Office of External Affairs

October 24, 2019

From the VP- We are the University FOR Washington (and Alaska too!)

Randy Hodgins

Now that I have recovered slightly from our football team’s heartbreaking loss to the Ducks last weekend, I have had a chance to reflect on my recent trip to Anchorage. You might be surprised that the UW is sending staff to the 49th state, but our relationship with Alaska dates back more than a century. In 1909, Seattle hosted its first world’s fair, the Alaska-Yukon-Pacific (AYP) Exposition, on the UW campus.  The fair commemorated the 1897 Yukon Gold Rush and celebrated Seattle’s growing ties to Alaska, the Canadian Northwest and the Pacific Rim. The famous Olmstead Brothers designed the layout for the AYP Exposition which ultimately became the blueprint for the main UW campus.

Today, some of Alaska’s most productive freshwater ecosystems play host to research camps for the UW Alaska Salmon Program. Airlift Northwest, a lifesaving resource for many rural communities, was conceived after a tragic house fire in Sitka, Alaska and remains a critical life-line for Alaskans who need access to Harborview Medical Center. Even our live mascot, Dubs, is an Alaskan Malamute, another nod to our friends up North. But our most important and durable partnership with the state of Alaska is the UW School of Medicine’s WWAMI (Washington, Wyoming, Alaska, Montana and Idaho) physician education program.

Created almost half a century ago, WWAMI broke the medical education mold. It allowed UW Medicine to cross state lines and provide physician training for all five states in partnership with local universities. WWAMI also challenged convention by providing opportunities for students to receive medical training in community-based settings. Most medical schools practice in urban environments, but WWAMI allows students to learn in both urban and rural locations. Better still, data shows WWAMI medical students return to practice medicine in their home state at a much higher percentage than the national average. Graduates also choose to practice within any WWAMI state at high percentages regardless of their home state. In short, the program works and is a wise budget investment for states with small populations that cannot justify building separate medical school infrastructure.

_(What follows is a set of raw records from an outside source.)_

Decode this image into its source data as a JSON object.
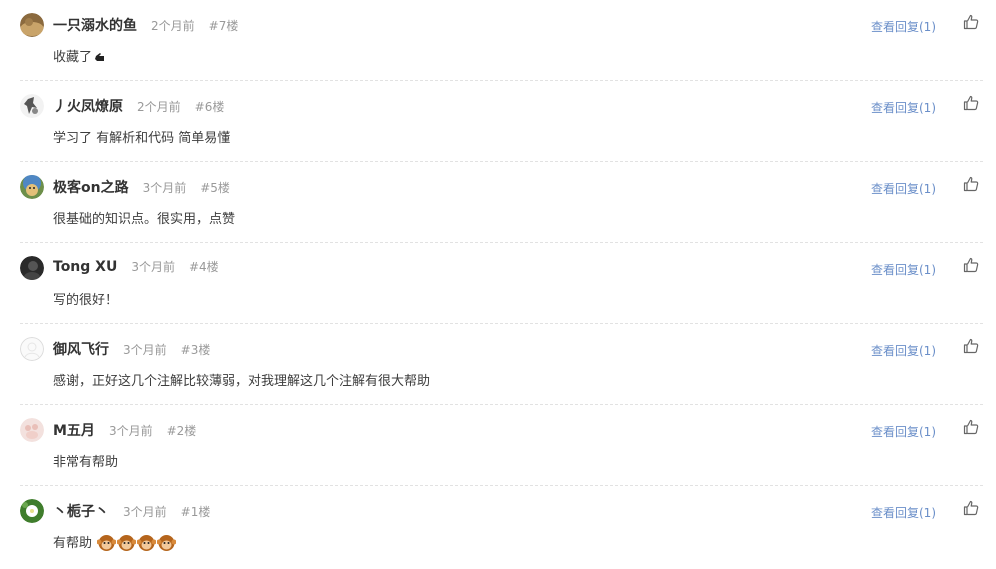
{
  "reply_label": "查看回复(1)",
  "comments": [
    {
      "name": "一只溺水的鱼",
      "time": "2个月前",
      "floor": "#7楼",
      "content": "收藏了",
      "avatar": "avatar-brown"
    },
    {
      "name": "丿火凤燎原",
      "time": "2个月前",
      "floor": "#6楼",
      "content": "学习了 有解析和代码 简单易懂",
      "avatar": "avatar-figure"
    },
    {
      "name": "极客on之路",
      "time": "3个月前",
      "floor": "#5楼",
      "content": "很基础的知识点。很实用，点赞",
      "avatar": "avatar-dog"
    },
    {
      "name": "Tong XU",
      "time": "3个月前",
      "floor": "#4楼",
      "content": "写的很好！",
      "avatar": "avatar-dark"
    },
    {
      "name": "御风飞行",
      "time": "3个月前",
      "floor": "#3楼",
      "content": "感谢，正好这几个注解比较薄弱，对我理解这几个注解有很大帮助",
      "avatar": "avatar-blank"
    },
    {
      "name": "M五月",
      "time": "3个月前",
      "floor": "#2楼",
      "content": "非常有帮助",
      "avatar": "avatar-pink"
    },
    {
      "name": "丶栀子丶",
      "time": "3个月前",
      "floor": "#1楼",
      "content": "有帮助",
      "avatar": "avatar-flower"
    }
  ],
  "colors": {
    "link": "#6b8fc9",
    "meta": "#999999",
    "name": "#333333",
    "divider": "#e2e2e2"
  }
}
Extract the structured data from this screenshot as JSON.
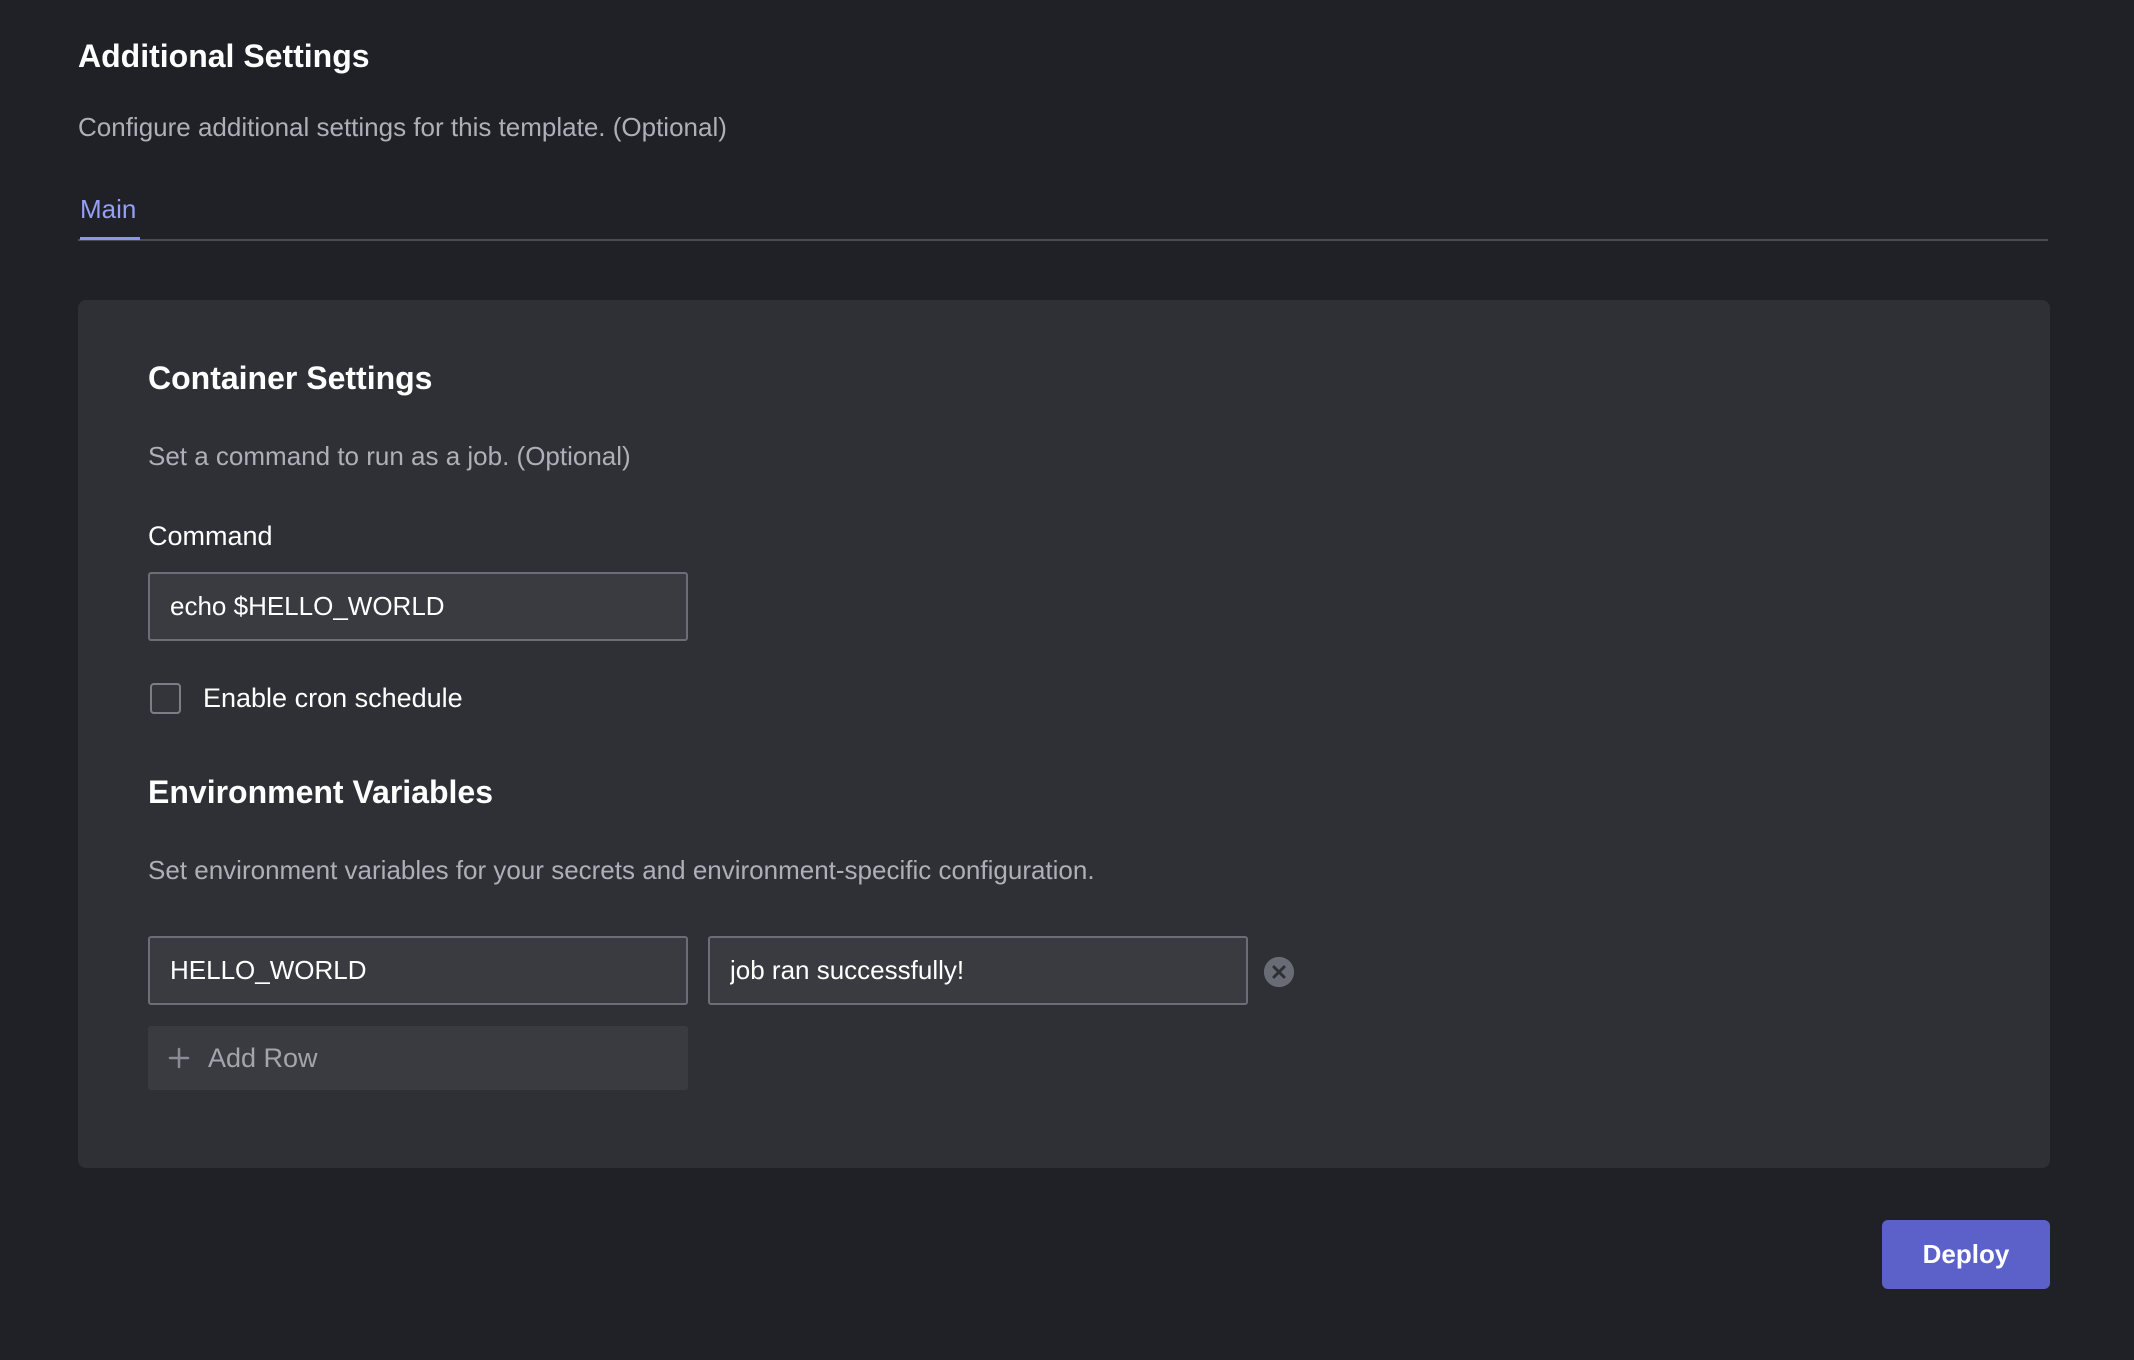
{
  "header": {
    "title": "Additional Settings",
    "subtitle": "Configure additional settings for this template. (Optional)"
  },
  "tabs": [
    {
      "label": "Main",
      "active": true
    }
  ],
  "container_settings": {
    "title": "Container Settings",
    "description": "Set a command to run as a job. (Optional)",
    "command_label": "Command",
    "command_value": "echo $HELLO_WORLD",
    "cron_label": "Enable cron schedule",
    "cron_enabled": false
  },
  "environment": {
    "title": "Environment Variables",
    "description": "Set environment variables for your secrets and environment-specific configuration.",
    "rows": [
      {
        "key": "HELLO_WORLD",
        "value": "job ran successfully!"
      }
    ],
    "add_row_label": "Add Row"
  },
  "actions": {
    "deploy_label": "Deploy"
  },
  "colors": {
    "background": "#202127",
    "card": "#2f3036",
    "accent": "#5b61c9",
    "tab_active": "#949ff5"
  },
  "icons": {
    "remove_row": "close-circle-icon",
    "add_row": "plus-icon"
  }
}
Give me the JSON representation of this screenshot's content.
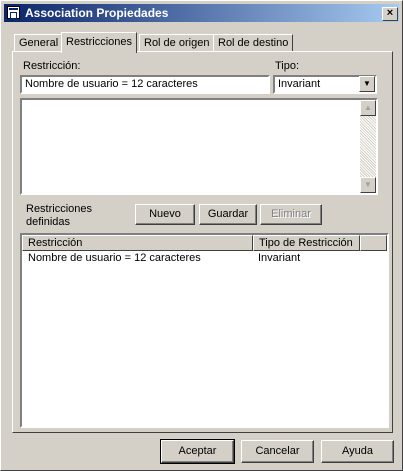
{
  "window": {
    "title": "Association Propiedades",
    "close_glyph": "×"
  },
  "tabs": [
    {
      "label": "General",
      "active": false
    },
    {
      "label": "Restricciones",
      "active": true
    },
    {
      "label": "Rol de origen",
      "active": false
    },
    {
      "label": "Rol de destino",
      "active": false
    }
  ],
  "form": {
    "restriction_label": "Restricción:",
    "restriction_value": "Nombre de usuario = 12 caracteres",
    "type_label": "Tipo:",
    "type_value": "Invariant",
    "defined_label_line1": "Restricciones",
    "defined_label_line2": "definidas",
    "new_button": "Nuevo",
    "save_button": "Guardar",
    "delete_button": "Eliminar"
  },
  "list": {
    "columns": [
      "Restricción",
      "Tipo de Restricción"
    ],
    "rows": [
      [
        "Nombre de usuario = 12 caracteres",
        "Invariant"
      ]
    ]
  },
  "footer": {
    "accept": "Aceptar",
    "cancel": "Cancelar",
    "help": "Ayuda"
  }
}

Even with evidence showing it adds value, this past legislative session in Alaska was particularly difficult for the WWAMI program and many other state-supported programs. The recently elected Governor made it his top priority to provide the maximum allowable Permanent Fund Dividend to all Alaska residents. To cover the full cost of those dividends, his initial budget proposal withdrew funding of WWAMI entirely. The proposal also reduced funding to several other important public programs including a 41% cut to the University of Alaska budget.

Thankfully, our partners and supporters in Alaska rallied. After two special legislative sessions, the WWAMI program was saved from the legislative chopping block.  But there will be another session next January and the Governor has not given up on his desire to increase permanent fund distribution. That’s why colleagues from UW Medicine and I visited Anchorage last week: to thank our supporters in the higher education, health care, business and foundation community for their efforts and to seek their counsel on how to better prepare for the 2020 legislative session.

Because of WWAMI, the UW School of Medicine has been identified by U.S. News & World Report as a top medical school for primary care education, family medicine and rural medicine training in the entire U.S. If we want to stay at the top, we need to foster a political environment where programs like WWAMI can be sustained and expanded. In the next few months, I will visit Idaho, Wyoming and Montana with my colleagues in Medicine to help strengthen relationships in those states as well.